One More Earthquake 

One More Earthquake

I’ve been having trouble sleeping lately. An unquiet mind, clearly. Troubled by something. And maybe it doesn’t help any that I’ve been reading K Sello Duiker’s [link=http://www.nb.co.za/Kwela/kCatalogueDisplay.asp?iItem=189 ]The Quiet Violence of Dreams[/link].

Duiker committed suicide in 2005 at the age of 30, leaving many wondering where his career might have gone. I first came across him when I read his short story, “When You Least Expect It.” The Quiet Violence of Dreams is a novel about a university-aged student in Cape Town. It’s a powerful, interesting read, with different characters taking turns to tell their own stories in their own voices. And in so doing, the novel allows for a rich exploration of topics like race, sexuality, gender roles, family, and “success.” Duiker had an exquisite way with words, and the challenges and triumphs of each of his characters come to life. The novel also features some highly descriptive homosexual male sex scenes which share more detail than I, as a lesbian, ever particularly needed or wanted to know.

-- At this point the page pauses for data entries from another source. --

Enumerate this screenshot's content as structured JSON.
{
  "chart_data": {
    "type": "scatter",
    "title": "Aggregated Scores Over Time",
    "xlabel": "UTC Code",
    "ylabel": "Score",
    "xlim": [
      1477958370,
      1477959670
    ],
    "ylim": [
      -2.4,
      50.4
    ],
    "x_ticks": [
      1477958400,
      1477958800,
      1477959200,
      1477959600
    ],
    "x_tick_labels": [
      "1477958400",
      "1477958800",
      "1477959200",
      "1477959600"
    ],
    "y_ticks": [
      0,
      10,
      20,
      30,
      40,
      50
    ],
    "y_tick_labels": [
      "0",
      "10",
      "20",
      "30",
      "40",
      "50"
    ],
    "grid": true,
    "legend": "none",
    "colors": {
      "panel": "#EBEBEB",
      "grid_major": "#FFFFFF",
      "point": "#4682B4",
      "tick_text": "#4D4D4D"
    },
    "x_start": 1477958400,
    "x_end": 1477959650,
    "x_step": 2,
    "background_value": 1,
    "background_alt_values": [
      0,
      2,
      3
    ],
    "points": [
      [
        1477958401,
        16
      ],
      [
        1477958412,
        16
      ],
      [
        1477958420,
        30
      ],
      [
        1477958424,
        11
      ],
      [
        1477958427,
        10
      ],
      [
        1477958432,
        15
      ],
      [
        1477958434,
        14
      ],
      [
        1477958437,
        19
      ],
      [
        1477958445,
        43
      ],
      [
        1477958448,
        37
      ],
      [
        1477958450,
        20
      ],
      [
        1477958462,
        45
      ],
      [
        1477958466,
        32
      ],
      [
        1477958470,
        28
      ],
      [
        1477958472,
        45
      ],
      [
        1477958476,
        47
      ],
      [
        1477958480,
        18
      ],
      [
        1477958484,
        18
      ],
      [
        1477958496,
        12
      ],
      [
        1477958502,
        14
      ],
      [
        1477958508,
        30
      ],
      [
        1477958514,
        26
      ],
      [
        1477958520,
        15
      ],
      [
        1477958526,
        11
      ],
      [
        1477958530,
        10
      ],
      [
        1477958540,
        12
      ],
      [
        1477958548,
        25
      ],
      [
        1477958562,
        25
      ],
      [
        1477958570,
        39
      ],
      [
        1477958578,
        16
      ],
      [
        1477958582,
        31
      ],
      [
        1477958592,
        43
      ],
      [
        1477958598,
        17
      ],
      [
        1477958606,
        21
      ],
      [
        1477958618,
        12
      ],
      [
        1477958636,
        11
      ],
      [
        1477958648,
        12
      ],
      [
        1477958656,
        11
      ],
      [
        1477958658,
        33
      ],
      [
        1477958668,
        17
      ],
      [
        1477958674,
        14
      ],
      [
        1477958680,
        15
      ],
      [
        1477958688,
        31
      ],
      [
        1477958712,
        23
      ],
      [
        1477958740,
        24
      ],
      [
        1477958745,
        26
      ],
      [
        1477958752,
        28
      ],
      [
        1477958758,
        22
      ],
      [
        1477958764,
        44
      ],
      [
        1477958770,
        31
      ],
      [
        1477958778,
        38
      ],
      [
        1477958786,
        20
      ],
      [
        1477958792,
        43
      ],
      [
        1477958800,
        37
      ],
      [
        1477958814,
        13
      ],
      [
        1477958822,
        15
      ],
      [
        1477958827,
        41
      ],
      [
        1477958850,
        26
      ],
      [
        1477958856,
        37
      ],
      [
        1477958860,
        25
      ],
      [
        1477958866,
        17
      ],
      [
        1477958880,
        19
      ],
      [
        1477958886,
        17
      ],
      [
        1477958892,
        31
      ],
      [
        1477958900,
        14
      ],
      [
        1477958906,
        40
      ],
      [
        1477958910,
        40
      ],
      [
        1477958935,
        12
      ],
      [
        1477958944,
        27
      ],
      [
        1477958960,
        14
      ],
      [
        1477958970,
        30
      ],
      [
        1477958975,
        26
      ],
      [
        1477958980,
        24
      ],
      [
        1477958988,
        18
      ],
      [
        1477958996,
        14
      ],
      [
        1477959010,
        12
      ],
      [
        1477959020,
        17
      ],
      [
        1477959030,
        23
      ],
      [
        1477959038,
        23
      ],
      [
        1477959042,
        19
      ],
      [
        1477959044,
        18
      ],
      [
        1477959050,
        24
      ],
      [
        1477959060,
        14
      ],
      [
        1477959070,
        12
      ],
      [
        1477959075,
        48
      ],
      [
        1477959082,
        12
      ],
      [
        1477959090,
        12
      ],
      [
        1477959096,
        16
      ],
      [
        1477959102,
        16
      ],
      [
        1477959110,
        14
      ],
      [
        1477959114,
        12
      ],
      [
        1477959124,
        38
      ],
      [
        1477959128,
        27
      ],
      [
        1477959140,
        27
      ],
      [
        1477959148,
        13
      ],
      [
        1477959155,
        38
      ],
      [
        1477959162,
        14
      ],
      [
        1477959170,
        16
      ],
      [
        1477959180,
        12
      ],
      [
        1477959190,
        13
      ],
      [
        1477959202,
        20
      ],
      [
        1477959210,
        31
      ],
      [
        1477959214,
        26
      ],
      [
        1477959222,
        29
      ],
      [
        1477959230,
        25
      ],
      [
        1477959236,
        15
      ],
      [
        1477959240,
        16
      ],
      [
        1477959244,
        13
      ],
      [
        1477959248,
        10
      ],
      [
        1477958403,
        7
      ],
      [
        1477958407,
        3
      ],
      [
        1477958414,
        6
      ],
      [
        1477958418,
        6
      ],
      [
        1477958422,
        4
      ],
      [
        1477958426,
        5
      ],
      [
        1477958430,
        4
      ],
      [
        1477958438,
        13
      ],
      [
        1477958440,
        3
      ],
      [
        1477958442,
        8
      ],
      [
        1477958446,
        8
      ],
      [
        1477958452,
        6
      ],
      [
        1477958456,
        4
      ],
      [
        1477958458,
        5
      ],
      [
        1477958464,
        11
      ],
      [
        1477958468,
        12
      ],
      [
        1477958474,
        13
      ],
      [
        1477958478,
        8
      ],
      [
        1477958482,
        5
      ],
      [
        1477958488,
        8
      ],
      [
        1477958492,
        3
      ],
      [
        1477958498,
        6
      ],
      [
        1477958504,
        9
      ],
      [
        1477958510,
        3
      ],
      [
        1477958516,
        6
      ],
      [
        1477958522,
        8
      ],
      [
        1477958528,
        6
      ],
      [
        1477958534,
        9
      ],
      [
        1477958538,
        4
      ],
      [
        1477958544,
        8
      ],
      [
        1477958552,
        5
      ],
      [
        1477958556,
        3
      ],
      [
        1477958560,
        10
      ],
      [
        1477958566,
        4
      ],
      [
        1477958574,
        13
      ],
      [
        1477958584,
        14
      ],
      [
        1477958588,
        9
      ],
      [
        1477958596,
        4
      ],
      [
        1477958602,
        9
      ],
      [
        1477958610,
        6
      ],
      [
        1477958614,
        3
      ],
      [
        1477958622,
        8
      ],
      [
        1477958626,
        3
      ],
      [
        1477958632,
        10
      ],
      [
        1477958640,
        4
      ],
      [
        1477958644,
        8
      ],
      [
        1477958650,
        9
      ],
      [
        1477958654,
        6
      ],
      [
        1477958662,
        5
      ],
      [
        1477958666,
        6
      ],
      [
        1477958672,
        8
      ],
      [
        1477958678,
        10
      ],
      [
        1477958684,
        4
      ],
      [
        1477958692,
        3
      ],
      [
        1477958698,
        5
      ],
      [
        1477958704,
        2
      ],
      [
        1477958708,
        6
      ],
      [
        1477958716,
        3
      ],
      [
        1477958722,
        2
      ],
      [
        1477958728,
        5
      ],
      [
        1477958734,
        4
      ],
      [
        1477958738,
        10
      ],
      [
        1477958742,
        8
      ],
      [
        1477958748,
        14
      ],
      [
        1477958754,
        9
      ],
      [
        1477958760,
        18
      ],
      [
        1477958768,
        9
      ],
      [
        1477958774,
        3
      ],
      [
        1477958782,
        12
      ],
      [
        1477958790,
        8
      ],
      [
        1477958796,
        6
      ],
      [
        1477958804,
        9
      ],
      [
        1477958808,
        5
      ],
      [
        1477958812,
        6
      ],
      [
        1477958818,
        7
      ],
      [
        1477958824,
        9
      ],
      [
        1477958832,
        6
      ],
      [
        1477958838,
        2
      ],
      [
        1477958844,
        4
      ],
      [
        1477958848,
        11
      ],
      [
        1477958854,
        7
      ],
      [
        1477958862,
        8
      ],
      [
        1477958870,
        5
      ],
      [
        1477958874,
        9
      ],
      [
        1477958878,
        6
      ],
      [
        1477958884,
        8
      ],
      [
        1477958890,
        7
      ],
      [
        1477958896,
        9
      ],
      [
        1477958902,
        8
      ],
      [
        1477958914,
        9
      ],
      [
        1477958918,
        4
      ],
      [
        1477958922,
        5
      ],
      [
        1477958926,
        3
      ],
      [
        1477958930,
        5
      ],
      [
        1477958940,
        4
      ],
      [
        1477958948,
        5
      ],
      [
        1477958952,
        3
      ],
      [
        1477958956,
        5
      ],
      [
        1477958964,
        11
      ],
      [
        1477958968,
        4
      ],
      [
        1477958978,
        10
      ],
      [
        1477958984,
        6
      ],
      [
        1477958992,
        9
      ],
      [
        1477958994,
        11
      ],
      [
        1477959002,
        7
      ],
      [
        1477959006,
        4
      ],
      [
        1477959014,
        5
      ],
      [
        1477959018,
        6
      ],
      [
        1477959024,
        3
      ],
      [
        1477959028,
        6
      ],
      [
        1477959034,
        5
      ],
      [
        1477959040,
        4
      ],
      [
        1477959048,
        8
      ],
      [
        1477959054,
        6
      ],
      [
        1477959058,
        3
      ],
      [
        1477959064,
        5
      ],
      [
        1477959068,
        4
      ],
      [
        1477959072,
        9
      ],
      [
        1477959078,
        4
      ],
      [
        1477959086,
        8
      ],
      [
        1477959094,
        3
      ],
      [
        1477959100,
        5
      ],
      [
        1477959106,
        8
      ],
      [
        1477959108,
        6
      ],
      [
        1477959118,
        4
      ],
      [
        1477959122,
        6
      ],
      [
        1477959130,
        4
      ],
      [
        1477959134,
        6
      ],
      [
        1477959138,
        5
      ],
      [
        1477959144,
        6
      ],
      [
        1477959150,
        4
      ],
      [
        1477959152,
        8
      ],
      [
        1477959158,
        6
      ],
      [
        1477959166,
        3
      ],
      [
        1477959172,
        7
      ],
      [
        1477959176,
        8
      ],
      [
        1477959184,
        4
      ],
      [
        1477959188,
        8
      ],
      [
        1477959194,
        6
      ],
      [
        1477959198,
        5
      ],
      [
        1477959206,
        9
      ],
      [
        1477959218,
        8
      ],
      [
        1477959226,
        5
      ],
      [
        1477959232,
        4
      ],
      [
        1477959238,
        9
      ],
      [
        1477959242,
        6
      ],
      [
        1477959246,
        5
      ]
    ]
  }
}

So maybe that’s part of why I’m not sleeping. Im also staying with some friends at an unfamiliar house with unfamiliar sounds. But last night I was also challenged by another tremor. Around midnight, I awoke to that now vaguely familiar low roar, heard the windows rattling and felt my bed shaking. At least this time I knew. Although it was windy yesterday, this wasn’t a hurricane. Or a tornado. “Just another earthquake” I thought to myself as I lay in bed and waited for it to end. I didn’t hear my friends get up, so I didn’t want to disturb them. But there was that part of me that just wanted to double check I wasn’t imagining things. So I sent a text message to my best friend, the only person I knew wouldn’t at all mind a midnight check up. Yes she had also heard it. But thought maybe it was some kind of explosion. She’d heard a shot. And said there was a weird noise.

Loosely translated, Harare means “they don’t sleep.” Based on the nostalgic anecdotes of people who lived here in the 80s and 90s, that might once have been true. There might once have been busy roads at midnight, people out for a jol and having a good time. But all that has changed. And to hear cars on the road as late as midnight is unusual in a residential area. In that blurry half-daze of wakeful sleep, I could convince myself my friend was right. The three cars I heard drive past in succession were army trucks ferrying soldiers to their stations. The wind outside was a distant helicopter, making its staccato way to a high density area south of town. And the dogs ferreting in the leaves outside was the sound of fire, crackling as the city was bombed, torched and left to burn.

Of course, it was only an earth tremor. Not long later there was another one. Months delayed aftershocks, perhaps, of the earthquake in Mozambique some months back. When morning came, and the house woke up, and we all went off to town for work or errands, it was clear the revolution hasn’t started yet. Nor has it been violently suppressed by gun waving state security agents. All of that might be still to come. The MDC continues to make its bold proclamations about a “winter of discontent.” But at this rate, we’ll see the next earth quake long before the regime starts to quake in the face of collective non-violent mass action.